Jadi, faktor manusia memang sangat menentukan sekali dalam proses pengukuran. Sebagai
orang yang melakukan pengukuran harus menetukan alat ukur yang tepat sesuai dengan
bentuk dan dimensi yang akan diukur. Untuk memperoleh hasil pengukuran yang betul-betul
dianggap presisi tidak hanya diperlukan asal bisa membaca skala ukur saja, tetapi juga
diperlukan pengalaman dan ketrampilan dalam menggunakan alat ukur.

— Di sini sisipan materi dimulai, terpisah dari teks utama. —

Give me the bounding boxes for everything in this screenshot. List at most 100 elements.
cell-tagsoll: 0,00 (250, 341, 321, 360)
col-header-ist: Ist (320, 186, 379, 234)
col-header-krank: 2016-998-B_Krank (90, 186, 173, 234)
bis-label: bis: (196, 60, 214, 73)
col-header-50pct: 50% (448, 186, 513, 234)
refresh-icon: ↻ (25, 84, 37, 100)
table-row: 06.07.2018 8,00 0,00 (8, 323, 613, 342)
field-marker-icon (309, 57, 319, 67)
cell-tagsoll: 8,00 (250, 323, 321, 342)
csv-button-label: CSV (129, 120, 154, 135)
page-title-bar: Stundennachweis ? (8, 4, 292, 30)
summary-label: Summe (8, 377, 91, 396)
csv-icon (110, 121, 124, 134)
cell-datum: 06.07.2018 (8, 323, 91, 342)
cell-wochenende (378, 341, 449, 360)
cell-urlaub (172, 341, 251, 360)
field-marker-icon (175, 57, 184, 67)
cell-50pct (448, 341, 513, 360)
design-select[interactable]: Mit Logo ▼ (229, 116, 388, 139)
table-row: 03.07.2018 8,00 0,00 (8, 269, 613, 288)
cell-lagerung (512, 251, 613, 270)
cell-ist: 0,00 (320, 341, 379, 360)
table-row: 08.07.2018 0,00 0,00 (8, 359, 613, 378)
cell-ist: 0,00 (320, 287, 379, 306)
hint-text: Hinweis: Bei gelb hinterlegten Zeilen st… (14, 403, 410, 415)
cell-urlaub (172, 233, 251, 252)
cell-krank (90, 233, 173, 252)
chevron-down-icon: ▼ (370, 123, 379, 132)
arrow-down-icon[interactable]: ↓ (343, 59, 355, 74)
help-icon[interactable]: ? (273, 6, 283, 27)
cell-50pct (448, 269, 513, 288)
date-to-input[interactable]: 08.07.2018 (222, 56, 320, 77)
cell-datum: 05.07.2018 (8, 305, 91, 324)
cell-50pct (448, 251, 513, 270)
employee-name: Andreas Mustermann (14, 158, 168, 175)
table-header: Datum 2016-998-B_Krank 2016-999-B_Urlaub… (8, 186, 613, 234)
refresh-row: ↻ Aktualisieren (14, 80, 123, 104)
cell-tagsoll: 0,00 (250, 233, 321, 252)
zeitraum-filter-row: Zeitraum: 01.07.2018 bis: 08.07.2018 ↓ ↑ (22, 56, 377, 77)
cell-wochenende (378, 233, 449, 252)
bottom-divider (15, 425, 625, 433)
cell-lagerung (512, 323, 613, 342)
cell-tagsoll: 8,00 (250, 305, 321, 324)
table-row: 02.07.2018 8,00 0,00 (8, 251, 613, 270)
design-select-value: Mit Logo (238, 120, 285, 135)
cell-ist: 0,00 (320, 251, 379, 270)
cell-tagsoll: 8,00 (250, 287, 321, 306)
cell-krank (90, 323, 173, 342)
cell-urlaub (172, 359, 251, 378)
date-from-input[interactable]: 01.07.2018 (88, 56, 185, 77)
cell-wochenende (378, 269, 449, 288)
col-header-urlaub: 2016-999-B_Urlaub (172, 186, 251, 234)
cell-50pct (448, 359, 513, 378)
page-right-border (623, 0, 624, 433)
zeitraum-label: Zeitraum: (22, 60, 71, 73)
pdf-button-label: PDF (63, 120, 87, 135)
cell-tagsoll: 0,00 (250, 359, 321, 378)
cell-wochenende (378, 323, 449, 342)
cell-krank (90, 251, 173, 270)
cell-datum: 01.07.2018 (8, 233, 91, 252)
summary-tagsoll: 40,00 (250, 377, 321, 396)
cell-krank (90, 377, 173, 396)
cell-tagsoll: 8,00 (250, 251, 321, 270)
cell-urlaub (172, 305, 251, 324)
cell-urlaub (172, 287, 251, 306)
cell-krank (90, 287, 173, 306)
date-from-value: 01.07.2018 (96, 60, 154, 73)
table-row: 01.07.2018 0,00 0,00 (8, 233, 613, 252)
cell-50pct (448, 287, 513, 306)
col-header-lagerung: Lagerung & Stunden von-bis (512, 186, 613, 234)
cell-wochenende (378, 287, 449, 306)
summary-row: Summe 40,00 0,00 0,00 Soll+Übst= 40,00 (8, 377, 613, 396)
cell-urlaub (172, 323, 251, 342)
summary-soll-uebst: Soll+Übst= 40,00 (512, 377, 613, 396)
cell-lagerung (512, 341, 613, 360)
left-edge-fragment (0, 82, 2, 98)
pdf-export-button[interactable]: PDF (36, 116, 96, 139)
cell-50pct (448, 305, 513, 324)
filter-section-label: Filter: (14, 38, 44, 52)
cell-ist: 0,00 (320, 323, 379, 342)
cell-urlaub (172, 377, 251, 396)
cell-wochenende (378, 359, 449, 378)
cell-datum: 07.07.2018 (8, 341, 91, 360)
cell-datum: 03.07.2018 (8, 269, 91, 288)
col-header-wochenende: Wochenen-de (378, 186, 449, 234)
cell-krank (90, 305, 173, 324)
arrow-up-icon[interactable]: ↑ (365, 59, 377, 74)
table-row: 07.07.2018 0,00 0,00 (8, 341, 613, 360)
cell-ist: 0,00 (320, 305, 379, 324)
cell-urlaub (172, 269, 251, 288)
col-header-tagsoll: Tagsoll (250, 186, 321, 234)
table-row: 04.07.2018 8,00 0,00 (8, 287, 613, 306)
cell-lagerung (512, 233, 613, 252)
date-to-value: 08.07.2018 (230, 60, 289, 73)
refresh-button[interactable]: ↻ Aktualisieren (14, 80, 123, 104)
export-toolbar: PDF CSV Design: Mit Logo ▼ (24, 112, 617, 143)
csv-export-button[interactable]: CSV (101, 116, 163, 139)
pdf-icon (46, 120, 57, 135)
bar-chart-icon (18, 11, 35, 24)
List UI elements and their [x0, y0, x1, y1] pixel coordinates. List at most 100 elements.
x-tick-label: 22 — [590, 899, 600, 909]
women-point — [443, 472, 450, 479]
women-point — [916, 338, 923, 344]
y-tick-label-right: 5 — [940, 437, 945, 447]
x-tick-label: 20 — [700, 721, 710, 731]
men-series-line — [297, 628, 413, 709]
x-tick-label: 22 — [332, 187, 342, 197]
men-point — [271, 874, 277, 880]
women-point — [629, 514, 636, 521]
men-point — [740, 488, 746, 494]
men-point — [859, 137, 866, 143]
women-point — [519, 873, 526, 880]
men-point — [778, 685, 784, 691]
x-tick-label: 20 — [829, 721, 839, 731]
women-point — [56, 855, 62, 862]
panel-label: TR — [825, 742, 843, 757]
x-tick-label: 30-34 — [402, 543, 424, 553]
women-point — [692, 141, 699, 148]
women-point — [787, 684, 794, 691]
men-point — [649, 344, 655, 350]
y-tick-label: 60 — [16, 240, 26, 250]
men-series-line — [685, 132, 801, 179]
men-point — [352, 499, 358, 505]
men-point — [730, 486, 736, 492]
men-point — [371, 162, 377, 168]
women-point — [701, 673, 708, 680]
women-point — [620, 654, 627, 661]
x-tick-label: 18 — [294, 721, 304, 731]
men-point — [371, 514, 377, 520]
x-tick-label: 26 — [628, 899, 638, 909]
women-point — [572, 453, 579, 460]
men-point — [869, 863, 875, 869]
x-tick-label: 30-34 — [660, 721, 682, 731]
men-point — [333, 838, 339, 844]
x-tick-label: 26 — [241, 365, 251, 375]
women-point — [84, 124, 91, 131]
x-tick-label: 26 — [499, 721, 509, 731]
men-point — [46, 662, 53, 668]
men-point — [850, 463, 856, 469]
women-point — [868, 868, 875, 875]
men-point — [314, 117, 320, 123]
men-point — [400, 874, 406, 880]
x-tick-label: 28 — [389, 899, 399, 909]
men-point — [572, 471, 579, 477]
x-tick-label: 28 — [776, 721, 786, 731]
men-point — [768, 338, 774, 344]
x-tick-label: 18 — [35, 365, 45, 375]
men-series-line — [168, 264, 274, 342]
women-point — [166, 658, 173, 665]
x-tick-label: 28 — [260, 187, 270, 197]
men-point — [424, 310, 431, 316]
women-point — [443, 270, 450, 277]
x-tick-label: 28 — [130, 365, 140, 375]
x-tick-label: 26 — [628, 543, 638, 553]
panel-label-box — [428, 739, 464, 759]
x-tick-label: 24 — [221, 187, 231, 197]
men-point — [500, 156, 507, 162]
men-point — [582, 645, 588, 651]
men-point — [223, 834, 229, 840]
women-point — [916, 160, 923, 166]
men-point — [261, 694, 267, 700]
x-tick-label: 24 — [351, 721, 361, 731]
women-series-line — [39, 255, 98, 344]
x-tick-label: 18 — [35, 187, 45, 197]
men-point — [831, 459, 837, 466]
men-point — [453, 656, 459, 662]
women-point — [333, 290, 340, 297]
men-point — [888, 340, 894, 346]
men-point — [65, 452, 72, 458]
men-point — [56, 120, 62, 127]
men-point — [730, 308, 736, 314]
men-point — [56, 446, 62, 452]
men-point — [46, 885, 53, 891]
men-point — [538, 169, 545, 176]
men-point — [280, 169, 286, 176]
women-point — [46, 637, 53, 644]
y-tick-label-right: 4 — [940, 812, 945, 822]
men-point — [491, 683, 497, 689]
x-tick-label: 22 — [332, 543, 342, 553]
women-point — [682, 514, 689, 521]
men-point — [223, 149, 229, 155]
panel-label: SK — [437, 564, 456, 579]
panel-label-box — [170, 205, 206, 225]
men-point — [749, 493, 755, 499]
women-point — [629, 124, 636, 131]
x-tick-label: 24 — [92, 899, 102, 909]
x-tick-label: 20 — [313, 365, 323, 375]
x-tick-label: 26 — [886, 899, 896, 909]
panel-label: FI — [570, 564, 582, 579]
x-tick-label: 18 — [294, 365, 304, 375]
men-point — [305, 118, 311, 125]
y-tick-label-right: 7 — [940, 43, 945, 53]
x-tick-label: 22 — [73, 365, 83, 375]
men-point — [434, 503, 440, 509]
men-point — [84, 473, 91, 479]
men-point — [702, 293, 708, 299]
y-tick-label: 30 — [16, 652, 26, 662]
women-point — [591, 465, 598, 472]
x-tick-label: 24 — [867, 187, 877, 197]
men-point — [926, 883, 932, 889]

Ada beberapa faktor
yang harus dimiliki oleh seseorang yang akan melakukan pengukuran yaitu:
1.Memiliki pengetahuan teori tentang alat ukur yang memadai dan memiliki
ketrampilan atau pengalaman dalam praktik-praktik pengukuran.
2.Memiliki pengetahuan tentang sumber-sumber yang dapat menimbulkan
penyimpangan dalam pengukuran dan sekaligus tahu bagaimana cara mengatasinya.
3.Memiliki kemampuan dalam persoalan pengukuran yang meliputi bagaimana
menggunakannya, bagaimana, mengalibrasi dan bagaimana memeliharanya.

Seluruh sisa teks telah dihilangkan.